Friday, 26 December 2014

Wishing: to see the glory of God

This woman in the ancestry of Jesus is not even named. Bathsheba, 'Uriah's wife'. Mother of Solomon, through an adulterous affair with David.

Bathsheba. So many questions.

Was she innocent, unaware she could be overlooked as she took a bath?
Compliant, unwilling to offend the king by refusing to come to him?
Protective, bizarrely, of her husband Uriah, afraid that she might be putting him in even more danger by refusing?

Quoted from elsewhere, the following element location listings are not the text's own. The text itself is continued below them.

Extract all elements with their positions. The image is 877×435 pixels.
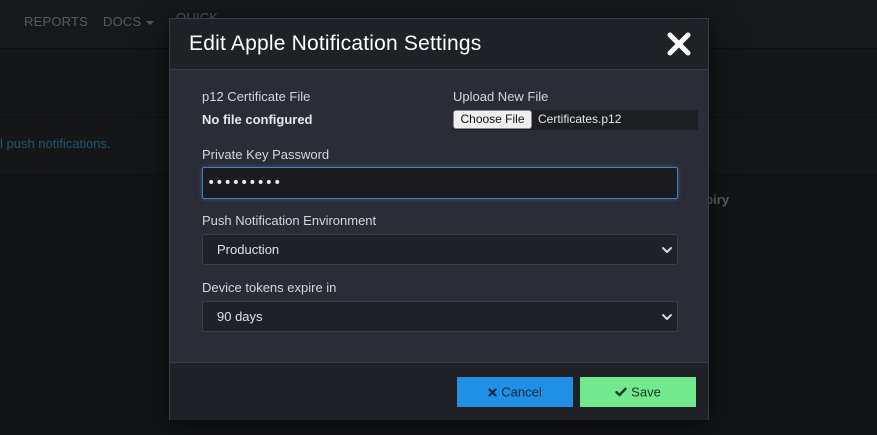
expiry-label: Device tokens expire in bbox=[202, 280, 337, 295]
environment-label: Push Notification Environment bbox=[202, 213, 377, 228]
environment-select[interactable]: Production bbox=[202, 234, 678, 265]
times-icon bbox=[488, 378, 497, 408]
cancel-button-label: Cancel bbox=[501, 384, 542, 400]
chevron-down-icon bbox=[660, 310, 674, 324]
modal-title: Edit Apple Notification Settings bbox=[189, 32, 482, 55]
environment-selected-value: Production bbox=[217, 242, 280, 257]
token-expiry-select[interactable]: 90 days bbox=[202, 301, 678, 332]
save-button-label: Save bbox=[631, 384, 661, 400]
expiry-selected-value: 90 days bbox=[217, 309, 263, 324]
save-button[interactable]: Save bbox=[580, 377, 696, 407]
edit-apple-notification-modal: Edit Apple Notification Settings p12 Cer… bbox=[169, 18, 709, 420]
check-icon bbox=[615, 378, 627, 408]
private-key-password-input[interactable] bbox=[202, 167, 678, 199]
choose-file-button[interactable]: Choose File bbox=[453, 110, 532, 129]
password-label: Private Key Password bbox=[202, 147, 330, 162]
modal-header: Edit Apple Notification Settings bbox=[170, 19, 708, 70]
modal-body: p12 Certificate File No file configured … bbox=[170, 70, 708, 362]
cancel-button[interactable]: Cancel bbox=[457, 377, 573, 407]
close-icon[interactable] bbox=[666, 31, 692, 57]
upload-label: Upload New File bbox=[453, 89, 549, 104]
chevron-down-icon bbox=[660, 243, 674, 257]
certificate-label: p12 Certificate File bbox=[202, 89, 311, 104]
certificate-value: No file configured bbox=[202, 112, 313, 127]
selected-file-name: Certificates.p12 bbox=[538, 112, 622, 126]
file-upload-input[interactable]: Choose File Certificates.p12 bbox=[453, 110, 698, 130]
modal-footer: Cancel Save bbox=[170, 362, 708, 420]
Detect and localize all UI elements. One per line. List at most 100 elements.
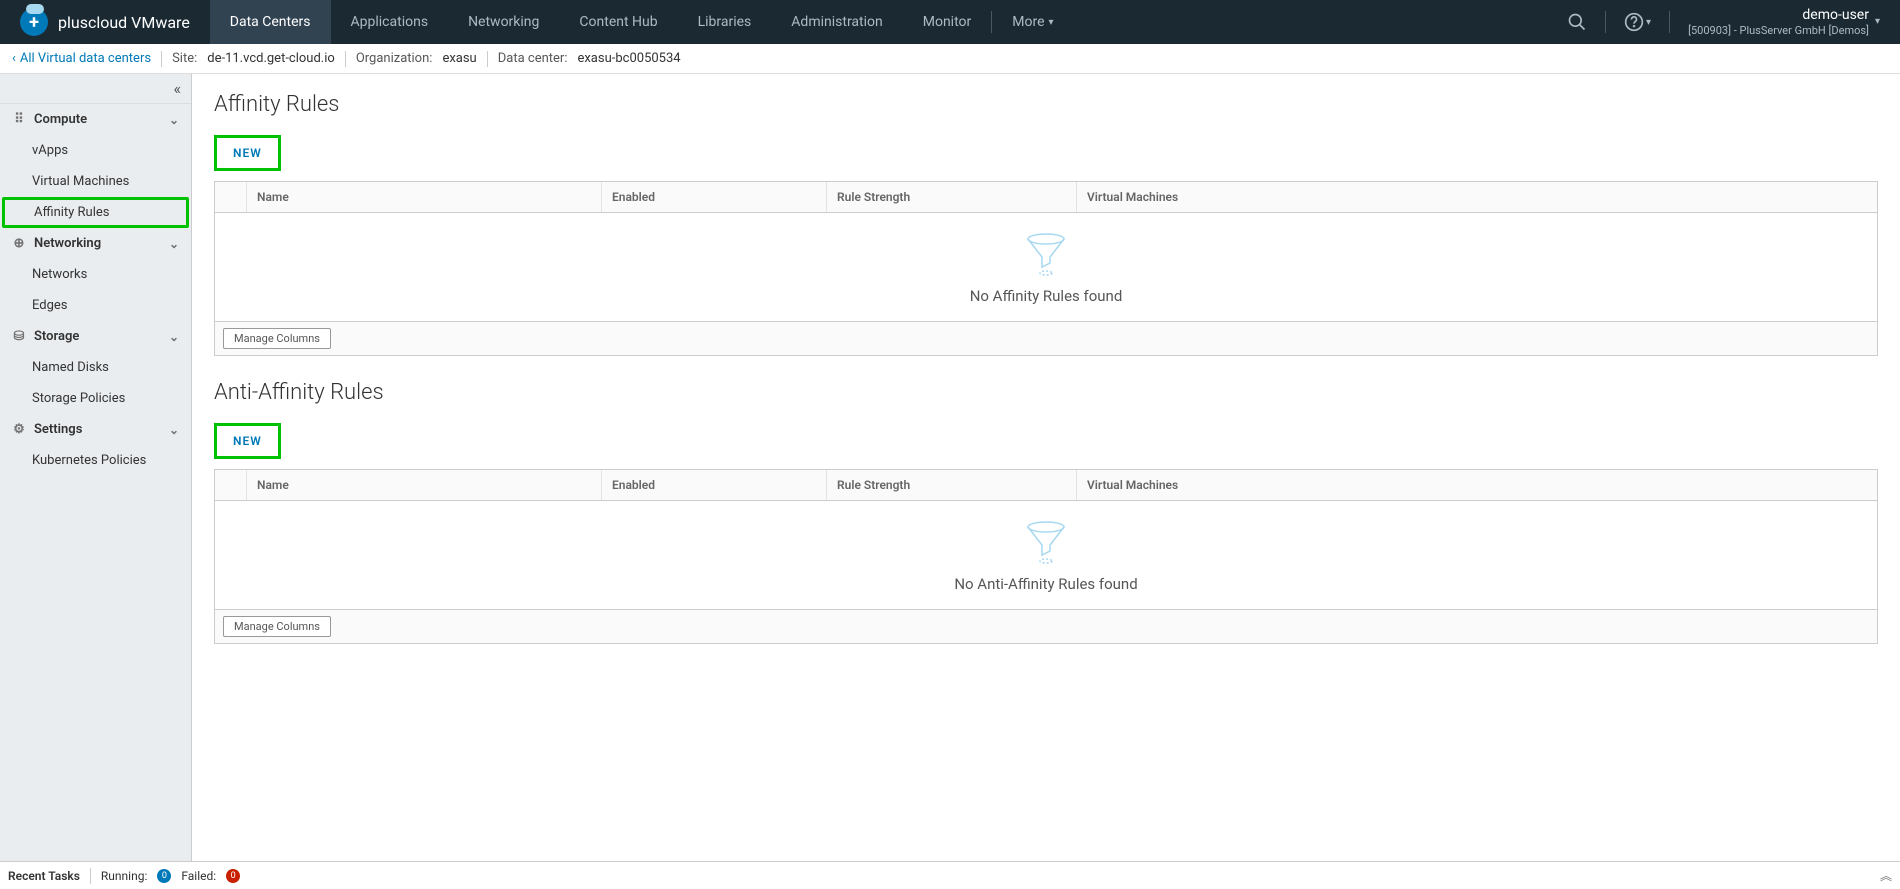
th-strength[interactable]: Rule Strength	[827, 182, 1077, 212]
running-count-badge: 0	[157, 869, 171, 883]
page-title-affinity: Affinity Rules	[214, 92, 1878, 117]
empty-text: No Anti-Affinity Rules found	[954, 575, 1137, 593]
th-checkbox[interactable]	[215, 182, 247, 212]
affinity-rules-section: Affinity Rules NEW Name Enabled Rule Str…	[214, 92, 1878, 356]
table-footer: Manage Columns	[215, 609, 1877, 643]
gear-icon: ⚙	[12, 422, 26, 437]
bc-dc-label: Data center:	[498, 51, 568, 66]
anti-affinity-table: Name Enabled Rule Strength Virtual Machi…	[214, 469, 1878, 644]
th-vm[interactable]: Virtual Machines	[1077, 182, 1877, 212]
breadcrumb-separator	[345, 51, 346, 67]
main-area: « ⠿ Compute ⌄ vApps Virtual Machines Aff…	[0, 74, 1900, 861]
breadcrumb-back[interactable]: ‹ All Virtual data centers	[12, 51, 151, 66]
anti-affinity-rules-section: Anti-Affinity Rules NEW Name Enabled Rul…	[214, 380, 1878, 644]
status-bar: Recent Tasks Running: 0 Failed: 0 ︽	[0, 861, 1900, 889]
sidebar-item-storage-policies[interactable]: Storage Policies	[0, 383, 191, 414]
user-menu[interactable]: demo-user [500903] - PlusServer GmbH [De…	[1688, 7, 1880, 37]
nav-tab-applications[interactable]: Applications	[331, 0, 449, 44]
network-icon: ⊕	[12, 236, 26, 251]
th-enabled[interactable]: Enabled	[602, 182, 827, 212]
sidebar-item-affinity-rules[interactable]: Affinity Rules	[2, 197, 189, 228]
running-label: Running:	[101, 869, 147, 883]
failed-count-badge: 0	[226, 869, 240, 883]
bc-site-label: Site:	[172, 51, 197, 66]
sidebar-item-vapps[interactable]: vApps	[0, 135, 191, 166]
new-button-highlight: NEW	[214, 135, 281, 171]
sidebar-collapse[interactable]: «	[0, 74, 191, 104]
failed-label: Failed:	[181, 869, 216, 883]
th-name[interactable]: Name	[247, 182, 602, 212]
header-separator-2	[1669, 11, 1670, 33]
empty-state: No Affinity Rules found	[215, 213, 1877, 321]
nav-tab-libraries[interactable]: Libraries	[678, 0, 772, 44]
sidebar-label-compute: Compute	[34, 112, 87, 127]
storage-icon: ⛁	[12, 329, 26, 344]
th-name[interactable]: Name	[247, 470, 602, 500]
nav-tab-monitor[interactable]: Monitor	[903, 0, 992, 44]
chevron-down-icon: ▾	[1875, 16, 1880, 27]
sidebar-section-settings: ⚙ Settings ⌄ Kubernetes Policies	[0, 414, 191, 476]
new-anti-affinity-button[interactable]: NEW	[219, 428, 276, 454]
breadcrumb-back-label: All Virtual data centers	[20, 51, 151, 66]
sidebar-label-networking: Networking	[34, 236, 101, 251]
expand-tasks-icon[interactable]: ︽	[1880, 867, 1892, 884]
new-affinity-button[interactable]: NEW	[219, 140, 276, 166]
chevron-down-icon: ▾	[1646, 17, 1651, 28]
sidebar-section-networking: ⊕ Networking ⌄ Networks Edges	[0, 228, 191, 321]
manage-columns-button[interactable]: Manage Columns	[223, 616, 331, 637]
nav-tabs: Data Centers Applications Networking Con…	[210, 0, 1074, 44]
sidebar-item-kubernetes-policies[interactable]: Kubernetes Policies	[0, 445, 191, 476]
chevron-down-icon: ⌄	[169, 423, 179, 437]
sidebar-item-networks[interactable]: Networks	[0, 259, 191, 290]
content-area: Affinity Rules NEW Name Enabled Rule Str…	[192, 74, 1900, 861]
user-name: demo-user	[1802, 7, 1869, 24]
header-right: ▾ demo-user [500903] - PlusServer GmbH […	[1567, 0, 1900, 44]
chevron-down-icon: ⌄	[169, 330, 179, 344]
chevron-down-icon: ⌄	[169, 237, 179, 251]
user-org: [500903] - PlusServer GmbH [Demos]	[1688, 24, 1869, 37]
brand-icon: +	[20, 8, 48, 36]
page-title-anti-affinity: Anti-Affinity Rules	[214, 380, 1878, 405]
manage-columns-button[interactable]: Manage Columns	[223, 328, 331, 349]
help-icon[interactable]: ▾	[1624, 12, 1651, 32]
breadcrumb-separator	[161, 51, 162, 67]
affinity-table: Name Enabled Rule Strength Virtual Machi…	[214, 181, 1878, 356]
search-icon[interactable]	[1567, 12, 1587, 32]
nav-more-label: More	[1012, 14, 1044, 30]
th-strength[interactable]: Rule Strength	[827, 470, 1077, 500]
chevron-down-icon: ⌄	[169, 113, 179, 127]
th-vm[interactable]: Virtual Machines	[1077, 470, 1877, 500]
sidebar-head-settings[interactable]: ⚙ Settings ⌄	[0, 414, 191, 445]
sidebar-head-storage[interactable]: ⛁ Storage ⌄	[0, 321, 191, 352]
sidebar-item-edges[interactable]: Edges	[0, 290, 191, 321]
sidebar-item-virtual-machines[interactable]: Virtual Machines	[0, 166, 191, 197]
th-enabled[interactable]: Enabled	[602, 470, 827, 500]
breadcrumb-bar: ‹ All Virtual data centers Site: de-11.v…	[0, 44, 1900, 74]
sidebar-label-storage: Storage	[34, 329, 79, 344]
sidebar-head-networking[interactable]: ⊕ Networking ⌄	[0, 228, 191, 259]
status-separator	[90, 868, 91, 884]
table-header: Name Enabled Rule Strength Virtual Machi…	[215, 182, 1877, 213]
grid-icon: ⠿	[12, 112, 26, 127]
nav-tab-administration[interactable]: Administration	[771, 0, 902, 44]
funnel-icon	[1026, 233, 1066, 277]
recent-tasks-label[interactable]: Recent Tasks	[8, 869, 80, 883]
th-checkbox[interactable]	[215, 470, 247, 500]
sidebar-head-compute[interactable]: ⠿ Compute ⌄	[0, 104, 191, 135]
nav-tab-more[interactable]: More ▾	[992, 0, 1073, 44]
header-separator	[1605, 11, 1606, 33]
chevron-down-icon: ▾	[1049, 17, 1054, 28]
funnel-icon	[1026, 521, 1066, 565]
bc-site-value: de-11.vcd.get-cloud.io	[207, 51, 335, 66]
breadcrumb-separator	[487, 51, 488, 67]
sidebar-section-storage: ⛁ Storage ⌄ Named Disks Storage Policies	[0, 321, 191, 414]
nav-tab-content-hub[interactable]: Content Hub	[559, 0, 677, 44]
collapse-icon: «	[173, 79, 181, 98]
sidebar-label-settings: Settings	[34, 422, 82, 437]
sidebar-item-named-disks[interactable]: Named Disks	[0, 352, 191, 383]
nav-tab-networking[interactable]: Networking	[448, 0, 559, 44]
chevron-left-icon: ‹	[12, 51, 16, 66]
top-header: + pluscloud VMware Data Centers Applicat…	[0, 0, 1900, 44]
brand-area[interactable]: + pluscloud VMware	[0, 0, 210, 44]
nav-tab-data-centers[interactable]: Data Centers	[210, 0, 331, 44]
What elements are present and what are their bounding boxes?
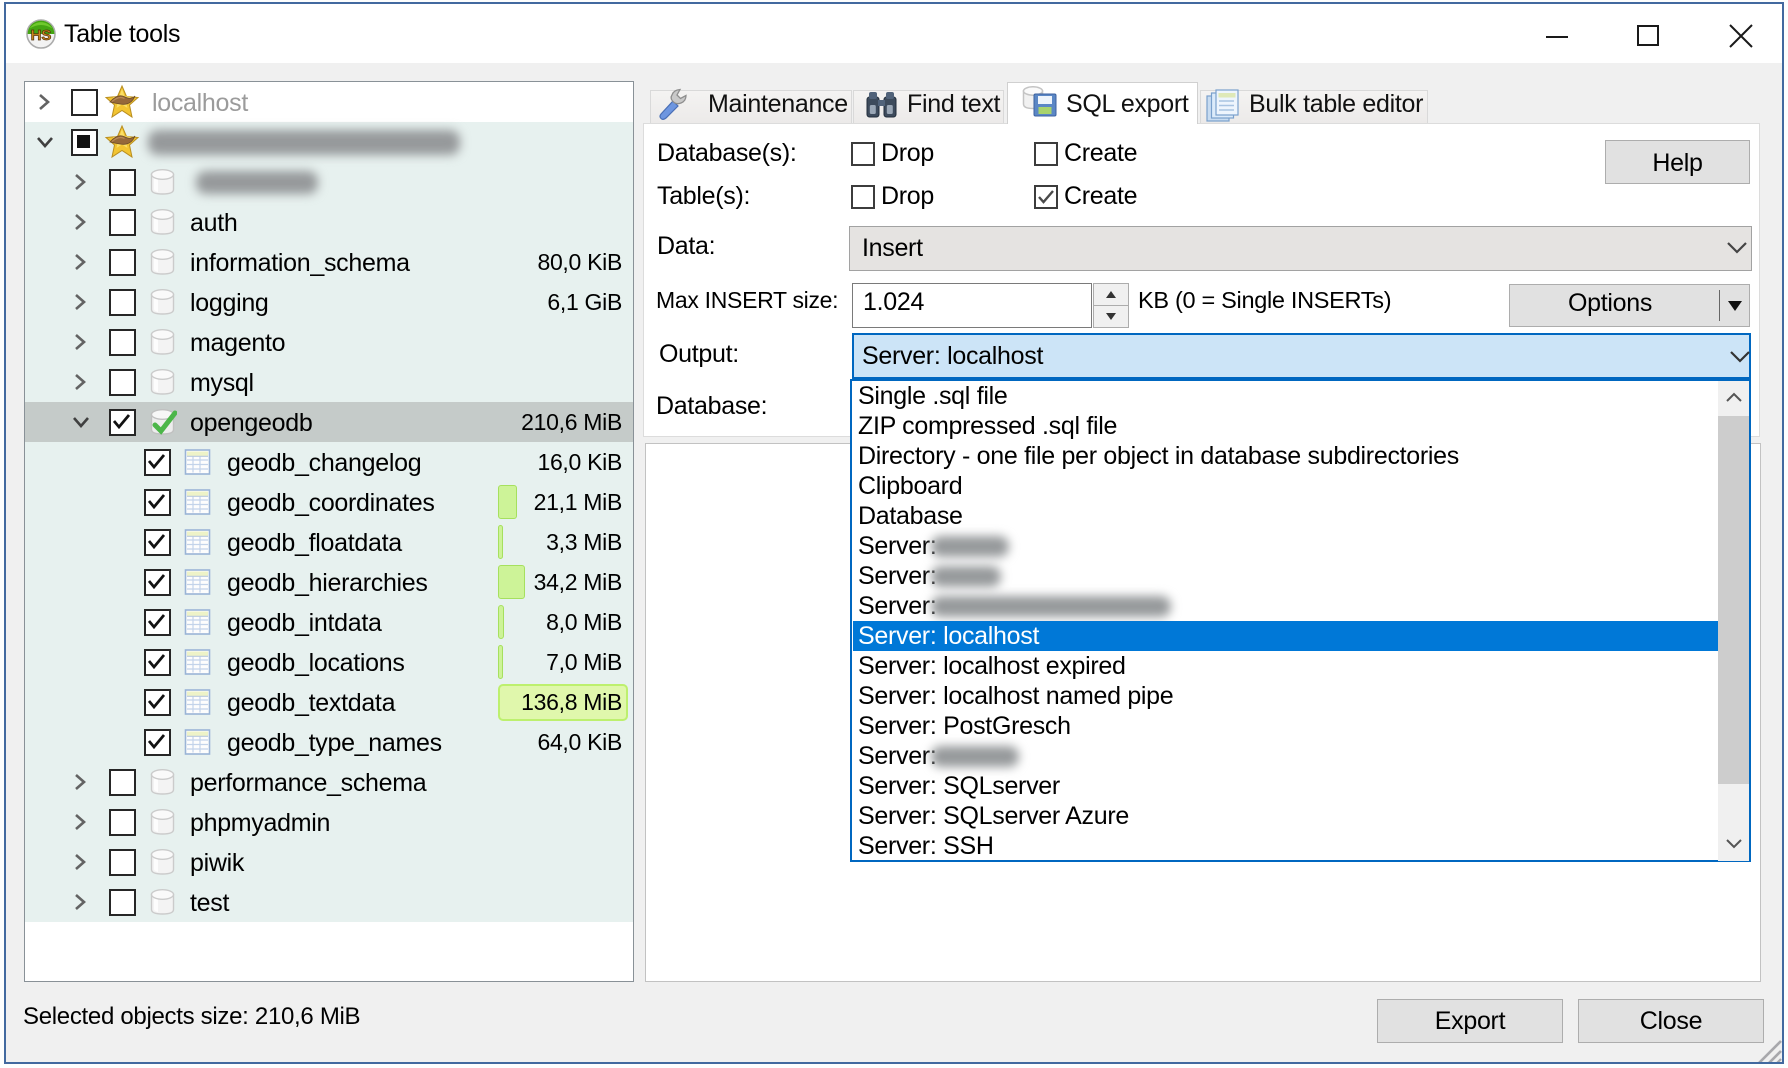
svg-text:HS: HS [31, 27, 52, 44]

Or was she scheming and ambitious, hoping to secure the king's favour?
Bored by marriage to a good and faithful man?
Simply vain, aware that her beauty attracted attention, craving adulation, feeding her vanity by bathing where she could be seen from the king's palace?

Her father, Eliam, was one of David's mighty men. Did she consider that she merited special treatment because of this? That her rightful place was in the palace?

And then she was pregnant. Unable to assign parentage to her husband, she tells David that he is the father.

So how did she feel the morning after, knowing she had committed adultery - the penalty for which was death by stoning? How did she feel when David arranged for her husband Uriah to come home from serving his country to sleep with her, so their adultery could be covered up? And then, when that failed, David had Uriah put in a position where he was certain to die?

We know that she was careful to observe the outward rites and rituals, in 'purifying' herself of her uncleanness that same day.
We know that she mourned her husband.
We know that she then became David's wife as soon as the mourning period was over. She gave birth to a son, who later died.
We know that David still stood by her, was still in love with her, because when he comforted her, she then had another son. Solomon, which means 'peace'.
We know that she had three other sons, one of whom was called Nathan. Named, perhaps, after the prophet who confronted David with his sin?
We know that, later, she manipulated and schemed to ensure that her son Solomon inherited the throne, despite the claim of other sons. She was cunning enough that, when Adonijah came to her to ask for his father David's concubine - tantamount to announcing that he would take his father's place - she pretended to acquiesce to his request. As soon as Solomon heard it, Adonijah's fate was sealed and he was killed. One more building block in providing a secure foundation for Solomon's kingship.

I don't like Bathsheba.
Yet...she is one of Jesus' ancestors and this was in God's will. The Lord had named Solomon 'Jedidiah' which means 'loved by the Lord'. The Lord had sent Nathan the prophet to tell Bathsheba that Solomon's elder brother Adonijah had styled himself as king, enabling her to put a stop to it.

Matthew Henry comments: "Giving way to sin hardens the heart, and provokes the departure of the Holy Spirit. Robbing a man of his reason, is worse than robbing him of his money; and drawing him into sin, is worse than drawing him into any wordly trouble whatever."

I see Bathsheba as a selfish, sinful woman who was nevertheless used by God for the purposes of His kingdom.

How am I any different? Am I willing to be used by God, in spite of my own selfishness and sinfulness?